In our data, civil servants have significantly better information when they are given de facto authority (they now have an incentive to acquire accurate information as their decisions are not overruled by a superior). However, the incentives interact. The effect of authority only reduces errors when there are organisational incentives in place to use and collect operational information (see figure 1). Why bother acquiring information (perhaps at some cost to you) if no one will reward you to use it?
Figure 1: The Effect of De Facto Authority on Absolute Errors by Percentiles of Monitoring Management Practices (OLS Coefficients and 95% Confidence Intervals)
If the public sector doesn’t have the right incentives for acquiring information, is it any surprise that those trying to inform public officials often find it an uphill battle?
Let’s Just Make a Really Cool Policy Brief
The traditional response to struggles to inform public officials is to produce a briefing that is both informative but easy to digest. To investigate the effectiveness of top-down interventions like these, we ran a field experiment that distributed the exact information that we asked about to a random subset of organisations in a way that exactly mirrored civil service protocols. The information was sent through government circulars, reflecting the communication system in already place within the bureaucracy. Providing information in this way significantly reduced the cost of acquisition.

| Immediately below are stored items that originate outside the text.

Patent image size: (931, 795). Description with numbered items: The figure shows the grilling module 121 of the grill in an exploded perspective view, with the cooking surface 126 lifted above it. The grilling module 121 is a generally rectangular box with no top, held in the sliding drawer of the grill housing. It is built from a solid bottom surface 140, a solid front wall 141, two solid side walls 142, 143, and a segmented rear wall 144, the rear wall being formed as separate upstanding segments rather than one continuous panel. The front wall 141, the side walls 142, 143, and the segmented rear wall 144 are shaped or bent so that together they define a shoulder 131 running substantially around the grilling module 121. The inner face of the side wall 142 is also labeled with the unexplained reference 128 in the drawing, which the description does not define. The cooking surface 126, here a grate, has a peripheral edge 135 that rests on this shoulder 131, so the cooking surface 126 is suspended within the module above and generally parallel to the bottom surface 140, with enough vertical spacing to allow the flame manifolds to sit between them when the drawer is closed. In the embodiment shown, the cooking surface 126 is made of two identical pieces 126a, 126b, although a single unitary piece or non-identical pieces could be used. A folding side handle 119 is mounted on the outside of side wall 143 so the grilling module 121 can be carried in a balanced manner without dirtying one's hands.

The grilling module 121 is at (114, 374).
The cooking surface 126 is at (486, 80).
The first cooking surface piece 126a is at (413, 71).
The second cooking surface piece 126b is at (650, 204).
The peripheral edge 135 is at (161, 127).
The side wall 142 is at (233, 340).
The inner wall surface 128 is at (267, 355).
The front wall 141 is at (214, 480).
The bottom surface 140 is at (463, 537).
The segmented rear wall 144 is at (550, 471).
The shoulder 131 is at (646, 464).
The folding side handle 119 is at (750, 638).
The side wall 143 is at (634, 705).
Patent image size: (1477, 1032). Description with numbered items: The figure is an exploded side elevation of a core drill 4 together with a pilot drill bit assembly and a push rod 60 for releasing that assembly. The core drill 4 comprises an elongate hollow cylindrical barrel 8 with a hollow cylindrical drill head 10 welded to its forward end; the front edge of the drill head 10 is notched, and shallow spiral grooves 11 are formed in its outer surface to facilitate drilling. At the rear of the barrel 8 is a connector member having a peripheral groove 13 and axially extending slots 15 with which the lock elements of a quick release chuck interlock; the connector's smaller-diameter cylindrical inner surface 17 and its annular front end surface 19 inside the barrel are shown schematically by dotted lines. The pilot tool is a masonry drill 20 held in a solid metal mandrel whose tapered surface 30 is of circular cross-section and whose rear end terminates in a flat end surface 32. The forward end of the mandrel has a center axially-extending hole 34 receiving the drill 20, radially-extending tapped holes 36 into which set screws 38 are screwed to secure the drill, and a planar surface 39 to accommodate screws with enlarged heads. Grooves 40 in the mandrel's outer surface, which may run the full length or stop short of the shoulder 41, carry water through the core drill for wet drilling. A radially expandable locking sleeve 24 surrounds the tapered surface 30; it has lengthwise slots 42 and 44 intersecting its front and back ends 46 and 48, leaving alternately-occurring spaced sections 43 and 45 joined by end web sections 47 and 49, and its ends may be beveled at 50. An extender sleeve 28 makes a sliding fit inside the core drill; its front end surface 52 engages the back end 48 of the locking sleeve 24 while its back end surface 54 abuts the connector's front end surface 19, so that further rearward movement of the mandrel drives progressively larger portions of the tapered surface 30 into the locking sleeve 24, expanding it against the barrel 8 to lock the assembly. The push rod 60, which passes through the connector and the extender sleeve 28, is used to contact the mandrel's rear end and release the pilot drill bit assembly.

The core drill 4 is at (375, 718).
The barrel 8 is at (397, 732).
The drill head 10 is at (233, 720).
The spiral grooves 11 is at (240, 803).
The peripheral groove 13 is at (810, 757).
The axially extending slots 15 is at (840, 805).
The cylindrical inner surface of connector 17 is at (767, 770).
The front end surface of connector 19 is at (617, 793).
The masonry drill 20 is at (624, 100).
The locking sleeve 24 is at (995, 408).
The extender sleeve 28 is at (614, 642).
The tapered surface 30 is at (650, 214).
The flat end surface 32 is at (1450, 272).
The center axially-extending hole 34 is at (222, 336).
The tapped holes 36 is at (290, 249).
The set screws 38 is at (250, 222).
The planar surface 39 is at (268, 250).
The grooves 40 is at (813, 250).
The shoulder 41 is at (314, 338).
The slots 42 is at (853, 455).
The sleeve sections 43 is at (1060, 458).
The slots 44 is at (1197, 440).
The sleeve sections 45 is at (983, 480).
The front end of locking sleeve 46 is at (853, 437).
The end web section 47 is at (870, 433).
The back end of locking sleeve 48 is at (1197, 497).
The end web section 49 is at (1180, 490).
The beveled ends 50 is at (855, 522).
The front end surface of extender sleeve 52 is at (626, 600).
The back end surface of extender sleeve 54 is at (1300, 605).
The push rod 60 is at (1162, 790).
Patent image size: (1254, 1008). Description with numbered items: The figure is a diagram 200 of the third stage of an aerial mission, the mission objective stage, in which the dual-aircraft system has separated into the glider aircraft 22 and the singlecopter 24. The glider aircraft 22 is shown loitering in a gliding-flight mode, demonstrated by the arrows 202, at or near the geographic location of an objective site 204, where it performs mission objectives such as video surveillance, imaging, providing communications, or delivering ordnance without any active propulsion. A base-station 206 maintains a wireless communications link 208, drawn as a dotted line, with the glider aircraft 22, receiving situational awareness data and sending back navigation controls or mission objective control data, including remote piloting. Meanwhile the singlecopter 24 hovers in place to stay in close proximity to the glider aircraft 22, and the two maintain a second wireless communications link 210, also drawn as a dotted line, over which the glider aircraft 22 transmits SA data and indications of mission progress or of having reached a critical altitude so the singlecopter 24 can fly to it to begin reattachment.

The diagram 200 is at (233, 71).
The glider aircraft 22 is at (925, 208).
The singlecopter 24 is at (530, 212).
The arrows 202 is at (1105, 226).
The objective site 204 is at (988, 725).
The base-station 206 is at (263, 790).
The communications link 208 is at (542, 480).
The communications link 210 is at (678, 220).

It worked. We find significant improvements in the information that civil servants have. However, public sector incentives once again mediated where we found impacts. Only in organizations where management practices are weak did the information provision have any impacts (figure 2). When incentives for information acquisition were in place already, officials had the information.
Figure 2: The Effect of the Treatment on Absolute Errors of Civil Servants by Monitoring Management Practices
This all matters in how we try and inform public officials. Fundamentally, if we could get public service incentives right in the first place, civil servants would actively search out information, making the life of a researcher interested in policy impacts easier. Where incentives for information acquisition are weak, this will understandably limit the information official’s collect. If we want informed public officials, they need the right organizational incentives to read our policy briefs.